Le martyre des Frères mineurs que saint François avait envoyés au Maroc, le bouleversa et il demanda à être reçu lui-même dans la famille franciscaine. Il y devint frère Antoine. En 1221, on le trouve près de saint François au Chapitre général d’Assise. C’est peu après qu’il révéla des dons exceptionnels de prédicateur et de controversiste. Il écrivit des sermons pénétrés de doctrine et de douceur.

Il pensait aller chez les peuples d’Afrique pour propager la foi, mais ses supérieurs l’envoyèrent alors dans les régions d’Italie du nord et en France où se répandaient les doctrines cathares. Du couvent qu’il fonda à Brive-la-Gaillarde, Antoine rayonna sur tout le Limousin, où il suscita un vaste mouvement de conversion.

De retour en Italie en 1227, il commença à secouer rudement les usuriers et les mauvais riches : loin d’aider à retrouver l’argent perdu, comme le voudrait la légende, il exhortait plutôt ses auditeurs à se défaire de celui qu’ils possédaient pour secourir les plus pauvres. 

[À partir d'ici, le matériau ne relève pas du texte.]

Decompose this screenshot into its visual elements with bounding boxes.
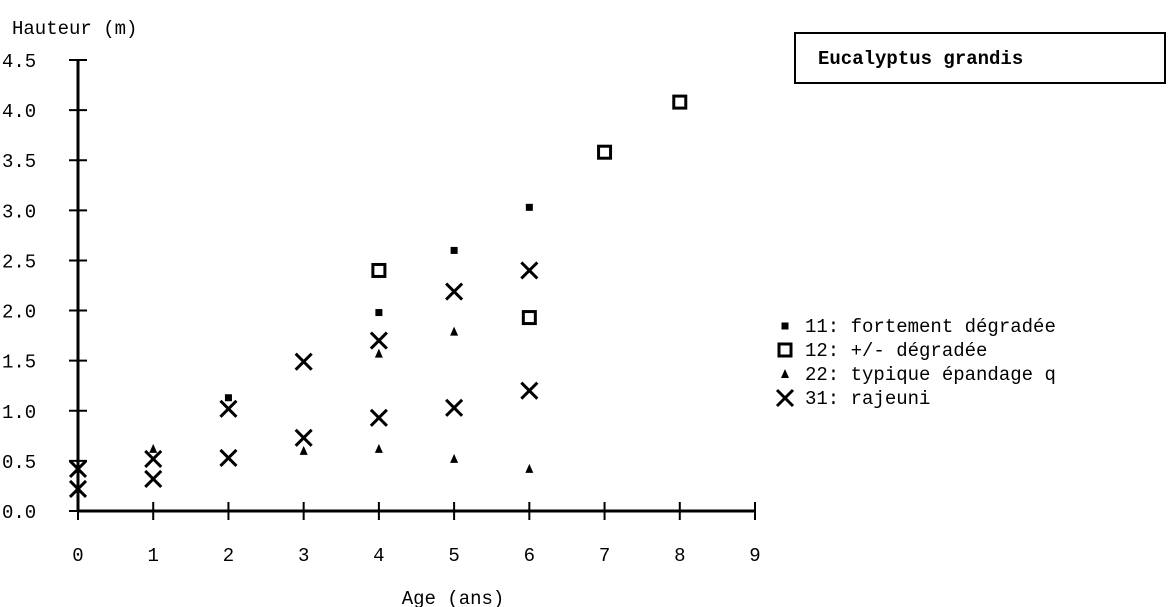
chart-title: Eucalyptus grandis [818, 48, 1024, 70]
y-axis-label: Hauteur (m) [12, 18, 137, 40]
y-axis-ticks: 0.0 0.5 1.0 1.5 2.0 2.5 3.0 3.5 4.0 4.5 [2, 51, 87, 524]
legend-marker-triangle [781, 369, 789, 378]
y-tick-label: 3.0 [2, 201, 36, 223]
x-tick-label: 6 [524, 545, 535, 567]
x-tick-label: 2 [223, 545, 234, 567]
y-tick-label: 4.5 [2, 51, 36, 73]
data-point-small-square [375, 309, 383, 317]
data-point-triangle [450, 326, 459, 336]
data-point-x [144, 469, 163, 488]
data-point-x [294, 352, 313, 371]
legend-entry: 12: +/- dégradée [805, 340, 987, 362]
y-tick-label: 0.5 [2, 452, 36, 474]
data-point-triangle [374, 443, 383, 453]
y-tick-label: 3.5 [2, 151, 36, 173]
x-tick-label: 5 [448, 545, 459, 567]
data-point-small-square [224, 394, 232, 402]
data-point-x [369, 331, 388, 350]
data-point-x [445, 398, 464, 417]
legend-entry: 22: typique épandage q [805, 364, 1056, 386]
legend-marker-small-square [781, 322, 789, 330]
legend-marker-x [775, 388, 795, 408]
data-point-small-square [450, 246, 458, 254]
data-point-x [68, 479, 88, 499]
x-tick-label: 3 [298, 545, 309, 567]
y-tick-label: 2.5 [2, 251, 36, 273]
x-axis-ticks: 0 1 2 3 4 5 6 7 8 9 [72, 502, 761, 567]
data-point-hollow-square [672, 94, 688, 110]
x-tick-label: 4 [373, 545, 384, 567]
y-tick-label: 4.0 [2, 101, 36, 123]
data-point-triangle [525, 463, 534, 473]
axes [76, 60, 755, 513]
data-point-x [68, 459, 88, 478]
data-point-x [144, 449, 163, 468]
data-point-x [445, 282, 464, 301]
x-tick-label: 1 [148, 545, 159, 567]
data-point-triangle [374, 348, 383, 358]
x-axis-label: Age (ans) [402, 588, 505, 607]
x-tick-label: 9 [749, 545, 760, 567]
data-point-triangle [299, 445, 308, 455]
data-point-x [520, 261, 539, 280]
y-tick-label: 2.0 [2, 302, 36, 324]
y-tick-label: 0.0 [2, 502, 36, 524]
data-point-triangle [149, 443, 158, 453]
data-point-hollow-square [597, 144, 613, 160]
x-tick-label: 8 [674, 545, 685, 567]
data-point-triangle [450, 453, 459, 463]
data-point-x [520, 381, 539, 400]
data-point-small-square [525, 203, 533, 211]
legend-entry: 31: rajeuni [805, 388, 930, 410]
x-tick-label: 7 [599, 545, 610, 567]
data-point-hollow-square [521, 310, 537, 326]
x-tick-label: 0 [72, 545, 83, 567]
y-tick-label: 1.0 [2, 402, 36, 424]
chart-title-box: Eucalyptus grandis [794, 32, 1166, 84]
legend-marker-hollow-square [777, 342, 793, 358]
y-tick-label: 1.5 [2, 352, 36, 374]
legend-entry: 11: fortement dégradée [805, 316, 1056, 338]
data-point-x [294, 428, 313, 447]
data-point-x [369, 408, 388, 427]
data-point-hollow-square [371, 262, 387, 278]
data-points [68, 94, 688, 499]
data-point-x [219, 399, 238, 418]
data-point-x [219, 448, 238, 467]
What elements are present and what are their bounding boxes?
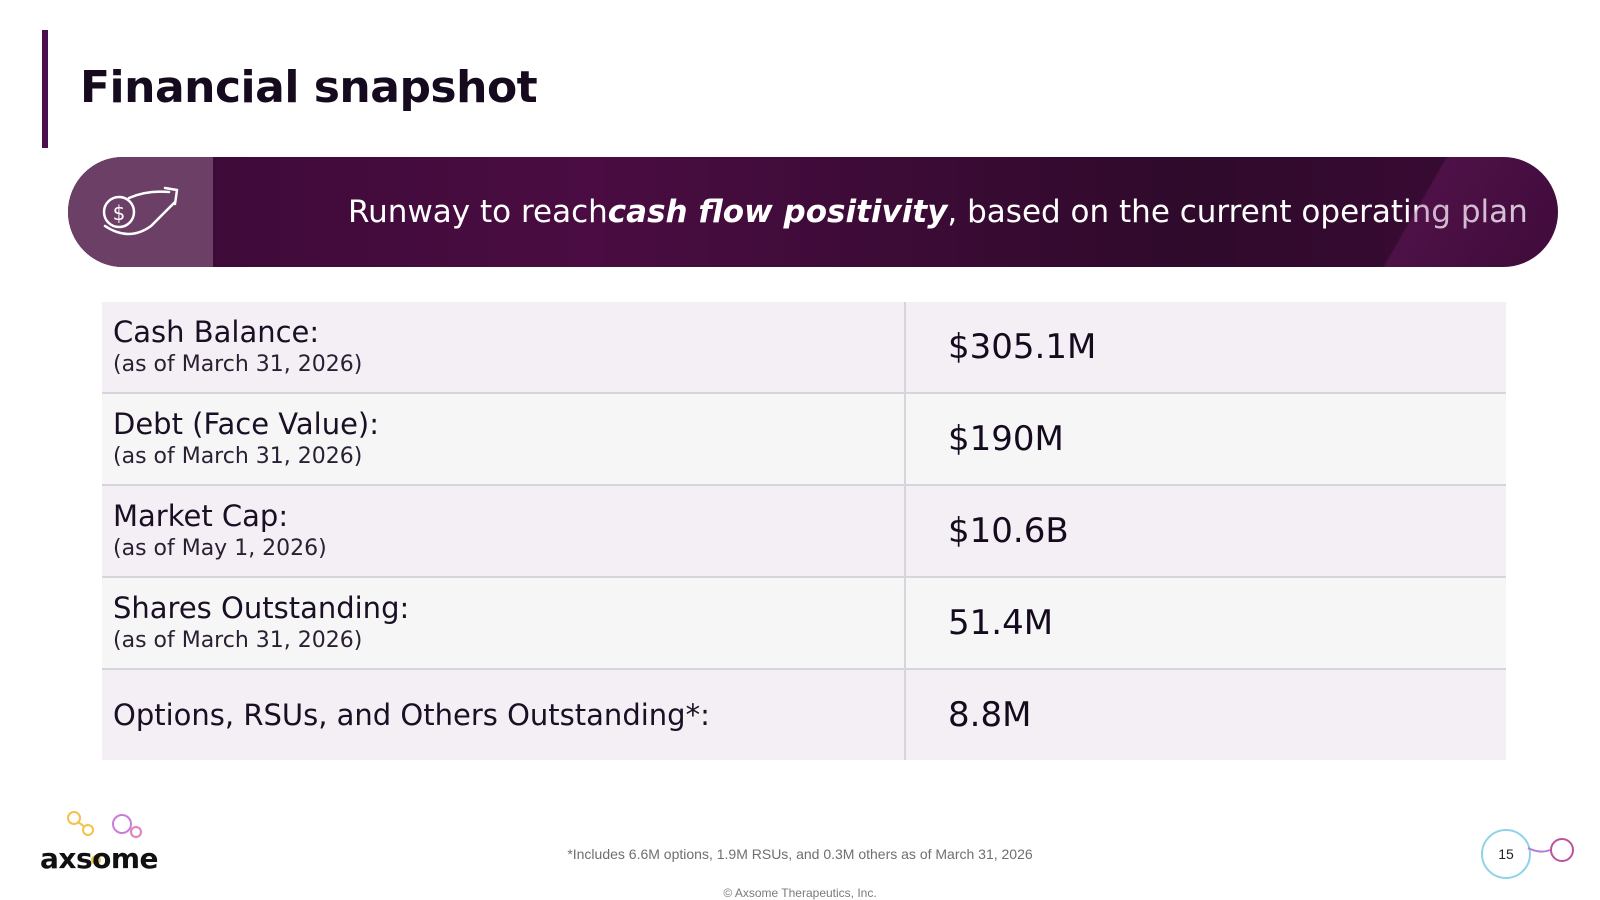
row-sublabel: (as of March 31, 2026) bbox=[113, 628, 363, 653]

C’est seulement en 1230 qu’il arriva à Padoue où il enseigna à ses frères la théologie sur l’ordre de saint François et il y mourut âgé de trente-six ans l’année suivante en 1231, après avoir prêché un carême qui remua profondément la ville. L’action posthume d’Antoine allait commencer. Moins d’un an après sa mort, il était canonisé par Grégoire IX (30 mai 1232) et déjà les miracles dus à son intercession se multipliaient.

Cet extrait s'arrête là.